2. Die Behauptung eines Arbeitgebers der Systemgastronomie, sein unternehmerisches Organisationskonzept sehe es vor, im Servicebereich grundsätzlich nur Teilzeitkräfte zu beschäftigen, ist als lediglich vorgeschoben zu werten, wenn tatsächlich diverse mit einem Teilzeitvertrag ausgestattete Servicekräfte über lange Zeiträume gleichbleibend im Umfang von weit mehr als einer Vollzeitstelle eingesetzt werden.

3. Der Arbeitgeber kann dem Aufstockungsverlangen eines mit einem Teilzeitarbeitsvertrag ausgestatteten Arbeitnehmers nicht entgegenhalten, es fehle an einer freien Vollzeitstelle, wenn er den Arbeitnehmer an dessen eigenen sogenannten "Teilzeitarbeitsplatz" über 3,5 Jahre gleichbleibend mit durchschnittlich mehr als 184 Stunden/Monat beschäftigt hat.


Tenor:

Auf die Berufung des Klägers hin wird das Urteil des Arbeitsgerichts Aachen vom 18.04.2007 in Sachen 9 Ca 5051/06 abgeändert:

Die Beklagte wird verurteilt, den Arbeitsvertrag des Klägers mit Wirkung zum 01.12.2006 von einer Teilzeitstelle in eine Vollzeitstelle umzuwandeln, und zwar mit der Maßgabe, dass die Mindestarbeitszeit des Klägers monatlich 170 Stunden beträgt.

Die Kosten des Rechtsstreits werden der Beklagten auferlegt.

Die Revision wird nicht zugelassen.

Tatbestand:

Die Parteien streiten um eine Forderung des Klägers auf Umwandlung seines Teilzeitarbeitsverhältnisses in eine Vollzeitstelle.

Wegen des Sach- und Streitstandes erster Instanz, wegen der erstinstanzlich zur Entscheidung gestellten Sachanträge und wegen der Gründe, die die 9. Kammer des Arbeitsgerichts Aachen dazu veranlasst haben, die Klage abzuweisen, wird auf Tatbestand und Entscheidungsgründe des arbeitsgerichtlichen Urteils vom 18.04.2007 Bezug genommen.

Das Urteil des Arbeitsgerichts wurde dem Kläger am 21.06.07 zugestellt.

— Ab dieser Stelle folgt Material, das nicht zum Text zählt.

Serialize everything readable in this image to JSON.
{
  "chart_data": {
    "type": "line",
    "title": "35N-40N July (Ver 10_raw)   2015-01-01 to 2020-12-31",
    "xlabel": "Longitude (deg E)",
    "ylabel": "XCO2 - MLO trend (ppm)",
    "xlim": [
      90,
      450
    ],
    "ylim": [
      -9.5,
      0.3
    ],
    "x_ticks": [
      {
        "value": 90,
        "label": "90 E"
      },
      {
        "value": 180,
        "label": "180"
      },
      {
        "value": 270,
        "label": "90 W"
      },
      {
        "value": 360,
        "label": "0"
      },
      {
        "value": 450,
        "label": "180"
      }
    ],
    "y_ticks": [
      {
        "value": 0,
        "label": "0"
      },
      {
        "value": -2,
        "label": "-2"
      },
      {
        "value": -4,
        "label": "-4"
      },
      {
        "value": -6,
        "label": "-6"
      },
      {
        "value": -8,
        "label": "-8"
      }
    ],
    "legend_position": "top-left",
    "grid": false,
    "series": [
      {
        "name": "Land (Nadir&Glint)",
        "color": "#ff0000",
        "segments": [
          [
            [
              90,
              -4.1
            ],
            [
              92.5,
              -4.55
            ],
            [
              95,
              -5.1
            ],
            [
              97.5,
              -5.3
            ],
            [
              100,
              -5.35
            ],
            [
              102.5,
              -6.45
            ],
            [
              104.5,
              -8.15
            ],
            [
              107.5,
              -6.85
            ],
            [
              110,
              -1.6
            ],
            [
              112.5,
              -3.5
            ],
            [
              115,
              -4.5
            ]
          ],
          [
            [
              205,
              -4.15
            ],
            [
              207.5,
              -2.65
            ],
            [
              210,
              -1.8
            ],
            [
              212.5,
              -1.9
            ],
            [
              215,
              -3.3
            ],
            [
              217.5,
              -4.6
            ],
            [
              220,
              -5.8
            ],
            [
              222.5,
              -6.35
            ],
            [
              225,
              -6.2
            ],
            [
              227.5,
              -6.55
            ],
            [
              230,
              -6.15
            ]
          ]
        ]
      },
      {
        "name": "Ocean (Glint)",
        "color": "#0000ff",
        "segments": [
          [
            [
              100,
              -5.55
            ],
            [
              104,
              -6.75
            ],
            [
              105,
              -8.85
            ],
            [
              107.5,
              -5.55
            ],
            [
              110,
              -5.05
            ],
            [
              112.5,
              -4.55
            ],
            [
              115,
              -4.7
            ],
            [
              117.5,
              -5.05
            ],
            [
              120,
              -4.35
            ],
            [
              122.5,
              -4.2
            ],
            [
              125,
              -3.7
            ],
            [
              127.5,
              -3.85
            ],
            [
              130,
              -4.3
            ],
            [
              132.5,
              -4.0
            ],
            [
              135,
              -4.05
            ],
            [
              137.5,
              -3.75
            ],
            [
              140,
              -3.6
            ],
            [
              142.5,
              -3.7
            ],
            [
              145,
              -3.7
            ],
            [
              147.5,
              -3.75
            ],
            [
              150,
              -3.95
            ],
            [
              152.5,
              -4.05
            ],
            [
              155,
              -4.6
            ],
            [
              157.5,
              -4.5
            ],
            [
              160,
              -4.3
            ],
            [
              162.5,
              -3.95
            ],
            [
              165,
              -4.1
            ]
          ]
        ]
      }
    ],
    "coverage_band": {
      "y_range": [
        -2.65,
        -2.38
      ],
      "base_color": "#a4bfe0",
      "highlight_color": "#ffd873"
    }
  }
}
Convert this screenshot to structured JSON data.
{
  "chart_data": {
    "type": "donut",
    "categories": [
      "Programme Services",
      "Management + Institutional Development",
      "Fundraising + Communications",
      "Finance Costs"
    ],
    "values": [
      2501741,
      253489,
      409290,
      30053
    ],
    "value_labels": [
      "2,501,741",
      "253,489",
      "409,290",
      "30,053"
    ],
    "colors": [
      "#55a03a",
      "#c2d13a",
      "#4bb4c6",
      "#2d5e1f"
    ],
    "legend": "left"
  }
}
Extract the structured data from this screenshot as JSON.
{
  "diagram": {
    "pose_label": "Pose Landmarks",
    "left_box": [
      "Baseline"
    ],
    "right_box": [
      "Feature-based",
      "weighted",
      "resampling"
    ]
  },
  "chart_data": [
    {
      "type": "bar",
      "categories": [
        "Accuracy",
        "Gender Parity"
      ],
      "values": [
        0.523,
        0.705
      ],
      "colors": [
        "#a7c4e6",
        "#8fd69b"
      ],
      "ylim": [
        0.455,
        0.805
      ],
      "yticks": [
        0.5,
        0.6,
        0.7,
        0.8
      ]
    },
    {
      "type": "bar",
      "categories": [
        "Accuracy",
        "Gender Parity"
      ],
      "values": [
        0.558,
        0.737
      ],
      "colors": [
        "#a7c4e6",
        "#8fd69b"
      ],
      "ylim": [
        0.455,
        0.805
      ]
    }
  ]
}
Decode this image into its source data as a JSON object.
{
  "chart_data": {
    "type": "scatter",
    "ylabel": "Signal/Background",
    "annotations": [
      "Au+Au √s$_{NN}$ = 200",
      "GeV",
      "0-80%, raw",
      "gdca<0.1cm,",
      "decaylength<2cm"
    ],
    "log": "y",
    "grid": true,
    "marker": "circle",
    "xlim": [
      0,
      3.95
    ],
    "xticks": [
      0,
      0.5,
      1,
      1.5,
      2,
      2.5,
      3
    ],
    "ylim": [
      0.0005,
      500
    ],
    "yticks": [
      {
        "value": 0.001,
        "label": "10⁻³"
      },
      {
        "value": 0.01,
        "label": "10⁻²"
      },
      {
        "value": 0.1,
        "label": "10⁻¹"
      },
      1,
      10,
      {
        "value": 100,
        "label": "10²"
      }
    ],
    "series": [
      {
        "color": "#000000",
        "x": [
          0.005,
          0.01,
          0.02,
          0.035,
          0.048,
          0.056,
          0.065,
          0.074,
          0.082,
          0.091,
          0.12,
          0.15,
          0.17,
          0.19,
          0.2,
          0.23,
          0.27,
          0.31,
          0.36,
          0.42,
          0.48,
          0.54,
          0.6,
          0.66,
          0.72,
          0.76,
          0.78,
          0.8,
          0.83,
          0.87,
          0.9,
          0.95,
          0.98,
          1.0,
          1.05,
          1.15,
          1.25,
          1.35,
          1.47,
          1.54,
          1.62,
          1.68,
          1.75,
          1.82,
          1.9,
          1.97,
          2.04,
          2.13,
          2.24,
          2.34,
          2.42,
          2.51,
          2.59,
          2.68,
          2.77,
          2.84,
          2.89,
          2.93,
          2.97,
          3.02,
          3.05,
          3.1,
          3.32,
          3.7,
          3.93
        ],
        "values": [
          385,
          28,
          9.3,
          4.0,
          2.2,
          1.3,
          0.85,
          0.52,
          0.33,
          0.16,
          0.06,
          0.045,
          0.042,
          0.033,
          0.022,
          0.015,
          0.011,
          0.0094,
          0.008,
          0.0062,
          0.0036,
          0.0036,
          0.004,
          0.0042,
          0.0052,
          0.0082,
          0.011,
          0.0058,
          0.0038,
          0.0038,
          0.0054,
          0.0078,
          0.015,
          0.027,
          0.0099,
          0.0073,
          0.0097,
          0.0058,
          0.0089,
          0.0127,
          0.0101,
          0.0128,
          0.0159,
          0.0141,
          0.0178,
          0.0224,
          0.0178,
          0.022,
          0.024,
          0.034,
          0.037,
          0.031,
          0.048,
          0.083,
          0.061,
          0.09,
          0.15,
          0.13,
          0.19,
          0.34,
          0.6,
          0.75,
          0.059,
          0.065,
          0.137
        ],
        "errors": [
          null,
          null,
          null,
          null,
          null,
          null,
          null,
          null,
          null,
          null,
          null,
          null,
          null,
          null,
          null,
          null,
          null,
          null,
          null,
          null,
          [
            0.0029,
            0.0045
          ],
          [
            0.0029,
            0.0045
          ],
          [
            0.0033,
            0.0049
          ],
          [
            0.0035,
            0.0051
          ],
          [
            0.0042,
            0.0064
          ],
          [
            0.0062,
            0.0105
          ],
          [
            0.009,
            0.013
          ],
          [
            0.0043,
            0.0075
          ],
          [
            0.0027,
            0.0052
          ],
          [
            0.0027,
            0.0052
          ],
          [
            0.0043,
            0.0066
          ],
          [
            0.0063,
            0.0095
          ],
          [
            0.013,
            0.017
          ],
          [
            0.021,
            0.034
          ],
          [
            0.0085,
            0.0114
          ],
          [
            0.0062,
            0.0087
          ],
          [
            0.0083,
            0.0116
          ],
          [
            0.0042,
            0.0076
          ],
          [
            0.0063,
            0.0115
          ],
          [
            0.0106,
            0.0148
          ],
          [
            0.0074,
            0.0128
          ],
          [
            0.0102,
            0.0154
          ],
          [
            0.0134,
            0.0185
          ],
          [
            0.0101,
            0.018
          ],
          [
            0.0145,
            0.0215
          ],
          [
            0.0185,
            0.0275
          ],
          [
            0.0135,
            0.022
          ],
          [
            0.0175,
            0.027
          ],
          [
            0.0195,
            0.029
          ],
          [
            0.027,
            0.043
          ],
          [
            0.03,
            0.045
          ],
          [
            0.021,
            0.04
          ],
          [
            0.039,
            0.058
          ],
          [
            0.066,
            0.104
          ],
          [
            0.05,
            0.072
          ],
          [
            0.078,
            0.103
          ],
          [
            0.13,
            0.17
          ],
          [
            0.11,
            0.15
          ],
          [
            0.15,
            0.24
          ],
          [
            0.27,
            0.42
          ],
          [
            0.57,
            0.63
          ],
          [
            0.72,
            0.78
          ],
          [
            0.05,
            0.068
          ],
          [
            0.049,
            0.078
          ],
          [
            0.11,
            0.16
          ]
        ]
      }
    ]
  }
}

Der Kläger hat hiergegen am 20.07.07 Berufung eingelegt und diese nach Verlängerung der Berufungsbegründungsfrist bis zum 21.09.07 am 24.08.07 begründen lassen.

Der Kläger vertritt die Auffassung, entgegen der Annahme des Arbeitsgerichts seien die Voraussetzungen des § 9 TzBfG erfüllt. Die Beklagte könne nicht damit gehört werden, dass sie in ihrem Küchen- und Kassenbereich ausschließlich Teilzeitarbeitsstellen vorhalte. Die dem Arbeitgeber zustehende Organisationsfreiheit dürfe nämlich nicht dazu missbraucht werden, den in § 9 TzBfG eingeräumten Anspruch zu unterlaufen. Demnach müsste die Entscheidung, in bestimmten Bereichen grundsätzlich nur Teilzeitkräfte zu beschäftigen, durch arbeitsplatzbezogene Gründe gerechtfertigt werden können. Dies sei hier nicht der Fall, wie sich schon daran zeige, dass nicht nur er selbst, der Kläger, sondern auch zahlreiche andere Mitarbeiter im Arbeitsbereich des Klägers weit über ihre vertragliche Teilzeitverpflichtung hinaus praktisch als Vollzeitkräfte eingesetzt würden. Geschäftliche Stoßzeiten, wenn es sie denn tatsächlich gäbe, könnten somit keine Auswirkung auf die Einteilung der Arbeitszeit der Arbeitnehmer haben. Im Gegenteil sprächen die langen Öffnungszeiten der Beklagten gerade dafür, Vollzeitarbeitnehmer zu beschäftigen, um die Personalfluktuation im Laufe des Tages in Grenzen zu halten und die Arbeitsabläufe nicht zu stören.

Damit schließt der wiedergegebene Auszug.